Shafique’s remarkable control percentage of 91% revealed a tale of dominance, as he thwarted any chances for the Sri Lankan bowlers, seizing opportunities with short deliveries and displaying fearless footwork when required.
His dismissal, a stunning catch at backward point by substitute Dushan Hemantha (standing in for Kusal Mendis, who was off the field with severe cramps), required an absolute scorcher.
Fortunately for Pakistan, Rizwan, a true warrior at the crease, stood firm at the other end, ensuring a hiccup-free completion of the chase.
On the flip side, Sri Lanka will lament a missed opportunity to seal the game with the bat, with Shanaka acknowledging after the match that they fell short by about 30 runs. Despite winning the toss and opting to bat first, for a considerable part of the Sri Lankan innings, it seemed like the cohesive batting performance they had long promised.
In warm-up matches against Afghanistan and Bangladesh, they squandered promising starts, while against South Africa, glimpses of their batting prowess emerged.
The next step, however, was to string it all together, and for substantial periods of their innings in Hyderabad, it looked like Sri Lanka was finally achieving that.
While Sri Lanka’s struggles in the death overs and the middle phase are well-documented having only posted 12 scores above 300 since the end of the 2019 World Cup in Hyderabad, they batted like a team with a century of such performances under their belt.
Throughout their 50 overs, the scoring rate rarely dipped below seven an over and, at times, touched 7.5. Much credit went to Mendis, who continued his impressive form from the South Africa match, though at a slightly lower strike rate of 158.44 this time, almost single-handedly challenging a typically formidable Pakistan bowling attack.
With both Shaheen Shah Afridi and Hasan Ali consistently bowling in the low 130s or lower, any early swing something Mendis has struggled against in the past was navigated with relative ease.
Throughout his time at the crease, scarcely an overpassed without a boundary.
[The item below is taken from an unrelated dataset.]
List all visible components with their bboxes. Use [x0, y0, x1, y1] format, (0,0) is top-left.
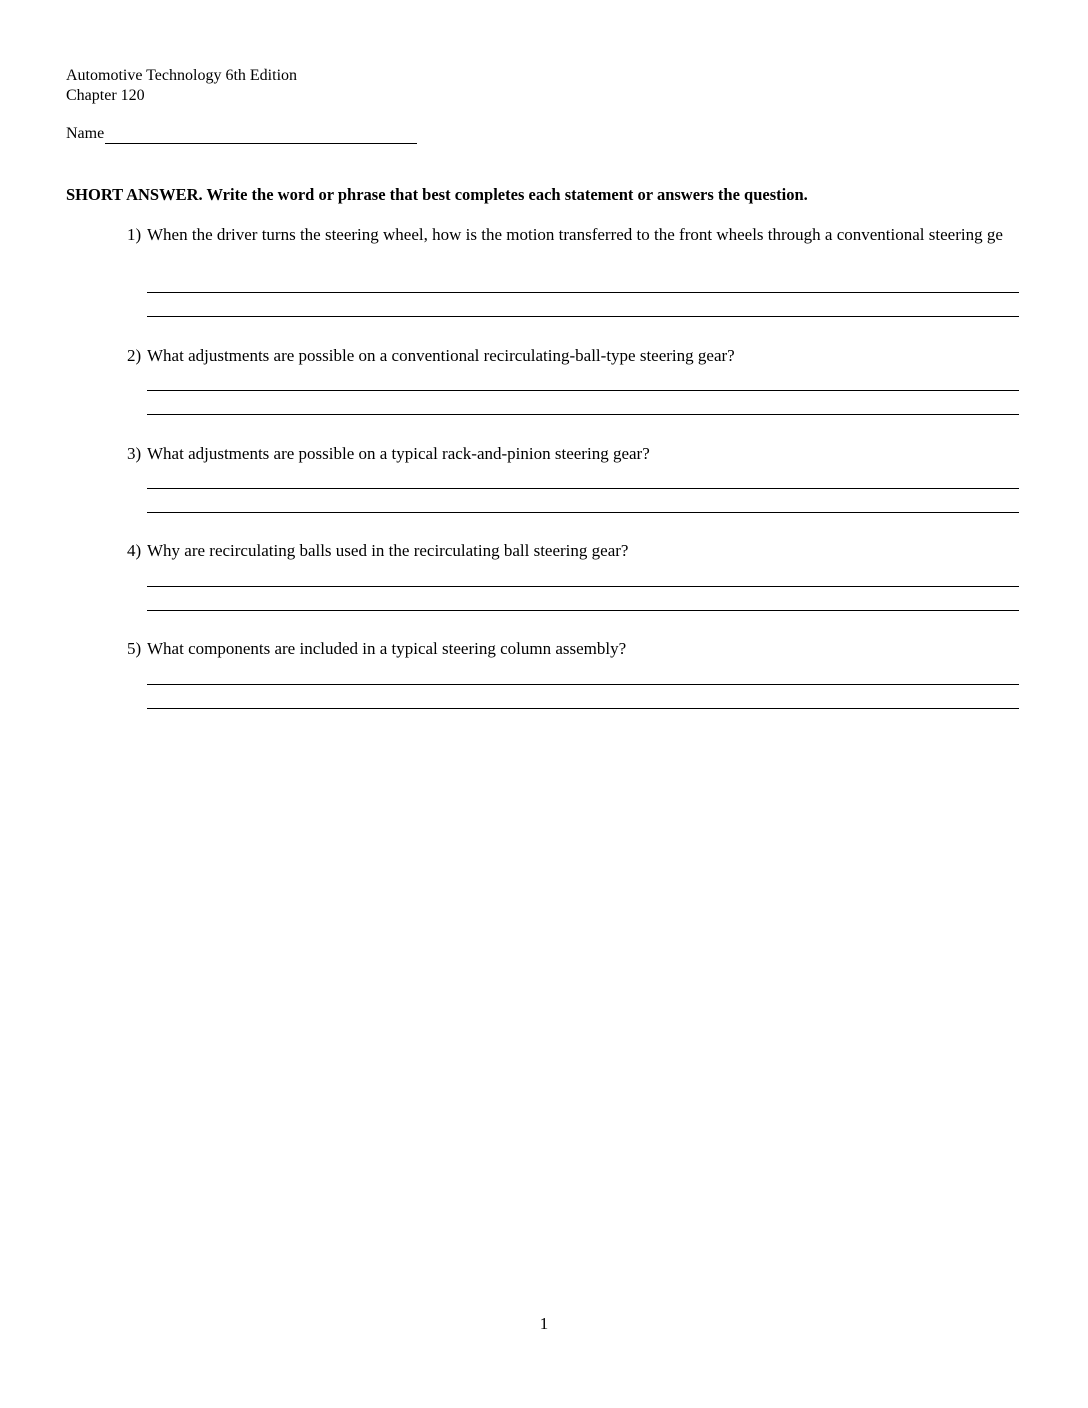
question-number: 5) — [127, 639, 142, 658]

From his arrival midway through the second over until his dismissal in the 29th, only six overs went by without at least one boundary being scored.
Among the bowlers, only Iftikhar Ahmed found some success against Mendis, conceding six runs in eight deliveries. However, Mendis struck at a rate above 140 against all five other bowlers used.
Alongside him, Samarawickrama continued his form since breaking into the Sri Lankan side. He maneuvered around for singles and twos, used his feet against spinners for his inside-out drive off Nawaz for six standing out, and expertly worked the gaps for boundaries when needed.
Samarawickrama and Mendis formed a formidable partnership, contributing 111 runs off just 69 deliveries, marking the second consecutive century stand of the innings following Mendis’ earlier collaboration with Pathum Nissanka.
With Mendis’s dismissal at 218 with only 29 overs bowled, Sri Lanka had their sights on reaching at least 350. However, their plans were derailed once again.
Eight balls after Mendis’s departure, Charith Asalanka, the key figure in the previous game against South Africa, edged one. This was followed by a five-over period in which only 18 runs were scored, stifling their momentum. Overs 30-40 added 54 runs in total.
Pakistan, however, inflicted the most damage in the final 10 overs, restricting Sri Lanka to just 61 runs, including the last three overs that yielded only 13 runs.
The efficiency with which Samarawickrama and Mendis batted through the middle overs allowed Sri Lanka to reach 344—their highest against a Full Member nation since 2020. Yet, these are the fine margins at play, and Sri Lanka must address them swiftly to keep their slim semi-final hopes alive.